If $H \leq G$ and $\ker (f) \subseteq H$, then $f^{-1} (f(H)) = H$.
This is as far as I got:
$H \leq G \implies \forall a,b \in H, ab^{-1} \in H.$
ker($f$) $\subseteq H$ equivalently states $f(x) = e \implies x \in H$
How do I get to show that $f^{-1} (f(H)) = H$? I assume I want to show $\forall x \in H, f^{-1} (f(x)) = x$, but I'm not sure how to do it. Some help would be great.
On
If $h\in H$, then $f(h)\in f(H)\implies h\in f^{-1}(f(H))$.
If $g\in f^{-1}(f(H))$, then $f(g)\in f(H)\implies \exists h$ such that $f(g)=f(h)\implies f(gh^{-1})=e\implies gh^{-1}\in\rm{ker}f\implies gh^{-1}\in H\implies g\in H$.
On
Obviously $H\subset f^{-1}(f(H))$.
On the other hand let $y\in f^{-1}(f(H))$, then there exists $x\in H$ such that $f(y)=f(x)$. Since $f$ is a group homomorphism, $yx^{-1}\in\mbox{ker}(f)\subseteq H$, in particular $y\in H$.
On
If $f\colon X\to Y$ is any map and $A\subseteq X$, then $A\subseteq f^{-1}(f(A))$ holds.
So in your case the interesting bit is the reverse inclusion.
Start with $x\in f^{-1}(f(H))$. This means that $f(x)\in f(H)$, so there exists $y\in H$ such that $f(x)=f(y)$.
You cannot conclude that $x=y$, and this is why the inclusion mentioned at the beginning doesn't generally hold (it does for every subset of the domain if and only if the map is injective).
However, we have some additional assumptions: the map is a homomorphism and $\ker f\subseteq H$. It's a general fact for group homomorphisms that $f(x)=f(y)$ if and only if $xy^{-1}\in\ker f$ (you may want to review it).
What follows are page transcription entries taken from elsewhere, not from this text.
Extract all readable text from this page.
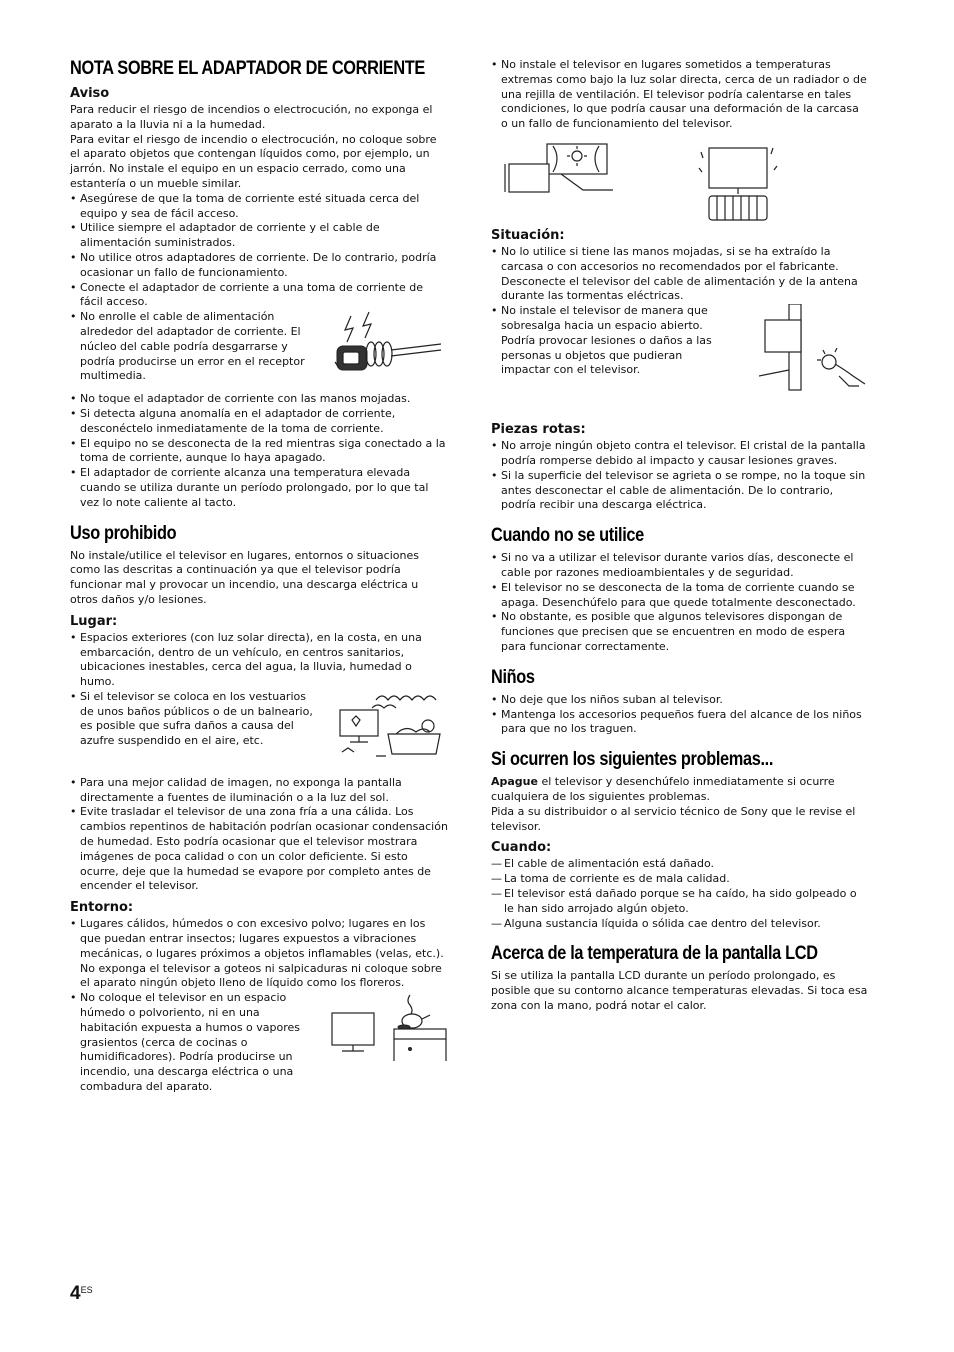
NOTA SOBRE EL ADAPTADOR DE CORRIENTE
Aviso

Para reducir el riesgo de incendios o electrocución, no exponga el aparato a la lluvia ni a la humedad.

Para evitar el riesgo de incendio o electrocución, no coloque sobre el aparato objetos que contengan líquidos como, por ejemplo, un jarrón. No instale el equipo en un espacio cerrado, como una estantería o un mueble similar.

• Asegúrese de que la toma de corriente esté situada cerca del equipo y sea de fácil acceso.
• Utilice siempre el adaptador de corriente y el cable de alimentación suministrados.
• No utilice otros adaptadores de corriente. De lo contrario, podría ocasionar un fallo de funcionamiento.
• Conecte el adaptador de corriente a una toma de corriente de fácil acceso.
• No enrolle el cable de alimentación alrededor del adaptador de corriente. El núcleo del cable podría desgarrarse y podría producirse un error en el receptor multimedia.
• No toque el adaptador de corriente con las manos mojadas.
• Si detecta alguna anomalía en el adaptador de corriente, desconéctelo inmediatamente de la toma de corriente.
• El equipo no se desconecta de la red mientras siga conectado a la toma de corriente, aunque lo haya apagado.
• El adaptador de corriente alcanza una temperatura elevada cuando se utiliza durante un período prolongado, por lo que tal vez lo note caliente al tacto.
Uso prohibido

No instale/utilice el televisor en lugares, entornos o situaciones como las descritas a continuación ya que el televisor podría funcionar mal y provocar un incendio, una descarga eléctrica u otros daños y/o lesiones.

Lugar:
• Espacios exteriores (con luz solar directa), en la costa, en una embarcación, dentro de un vehículo, en centros sanitarios, ubicaciones inestables, cerca del agua, la lluvia, humedad o humo.
• Si el televisor se coloca en los vestuarios de unos baños públicos o de un balneario, es posible que sufra daños a causa del azufre suspendido en el aire, etc.
• Para una mejor calidad de imagen, no exponga la pantalla directamente a fuentes de iluminación o a la luz del sol.
• Evite trasladar el televisor de una zona fría a una cálida. Los cambios repentinos de habitación podrían ocasionar condensación de humedad. Esto podría ocasionar que el televisor mostrara imágenes de poca calidad o con un color deficiente. Si esto ocurre, deje que la humedad se evapore por completo antes de encender el televisor.
Entorno:
• Lugares cálidos, húmedos o con excesivo polvo; lugares en los que puedan entrar insectos; lugares expuestos a vibraciones mecánicas, o lugares próximos a objetos inflamables (velas, etc.). No exponga el televisor a goteos ni salpicaduras ni coloque sobre el aparato ningún objeto lleno de líquido como los floreros.
• No coloque el televisor en un espacio húmedo o polvoriento, ni en una habitación expuesta a humos o vapores grasientos (cerca de cocinas o humidificadores). Podría producirse un incendio, una descarga eléctrica o una combadura del aparato.
• No instale el televisor en lugares sometidos a temperaturas extremas como bajo la luz solar directa, cerca de un radiador o de una rejilla de ventilación. El televisor podría calentarse en tales condiciones, lo que podría causar una deformación de la carcasa o un fallo de funcionamiento del televisor.
Situación:
• No lo utilice si tiene las manos mojadas, si se ha extraído la carcasa o con accesorios no recomendados por el fabricante. Desconecte el televisor del cable de alimentación y de la antena durante las tormentas eléctricas.
• No instale el televisor de manera que sobresalga hacia un espacio abierto. Podría provocar lesiones o daños a las personas u objetos que pudieran impactar con el televisor.
Piezas rotas:
• No arroje ningún objeto contra el televisor. El cristal de la pantalla podría romperse debido al impacto y causar lesiones graves.
• Si la superficie del televisor se agrieta o se rompe, no la toque sin antes desconectar el cable de alimentación. De lo contrario, podría recibir una descarga eléctrica.
Cuando no se utilice
• Si no va a utilizar el televisor durante varios días, desconecte el cable por razones medioambientales y de seguridad.
• El televisor no se desconecta de la toma de corriente cuando se apaga. Desenchúfelo para que quede totalmente desconectado.
• No obstante, es posible que algunos televisores dispongan de funciones que precisen que se encuentren en modo de espera para funcionar correctamente.
Niños
• No deje que los niños suban al televisor.
• Mantenga los accesorios pequeños fuera del alcance de los niños para que no los traguen.
Si ocurren los siguientes problemas...

Apague el televisor y desenchúfelo inmediatamente si ocurre cualquiera de los siguientes problemas.

Pida a su distribuidor o al servicio técnico de Sony que le revise el televisor.

Cuando:
— El cable de alimentación está dañado.
— La toma de corriente es de mala calidad.
— El televisor está dañado porque se ha caído, ha sido golpeado o le han sido arrojado algún objeto.
— Alguna sustancia líquida o sólida cae dentro del televisor.
Acerca de la temperatura de la pantalla LCD

Si se utiliza la pantalla LCD durante un período prolongado, es posible que su contorno alcance temperaturas elevadas. Si toca esa zona con la mano, podrá notar el calor.

$4^{ES}$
So in your case $xy^{-1}=z\in\ker f$, but then $$ x=zy\in H $$ because $z\in\ker f\subseteq H$.
Clearly $H \subset f^{-1}(f(H))$.
Conversely, suppose $g \in f^{-1}(f(H))$. Then $f(g) \in H$, so there exists $h \in H$ with $f(g) = f(h)$. It follows that $f(gh^{-1}) = 1$, so $gh^{-1}$ is in the kernel of $f$, so in particular is in $H$.
Then $g = (gh^{-1})h$ is the product of two things in $H$, so it is in $H$ itself.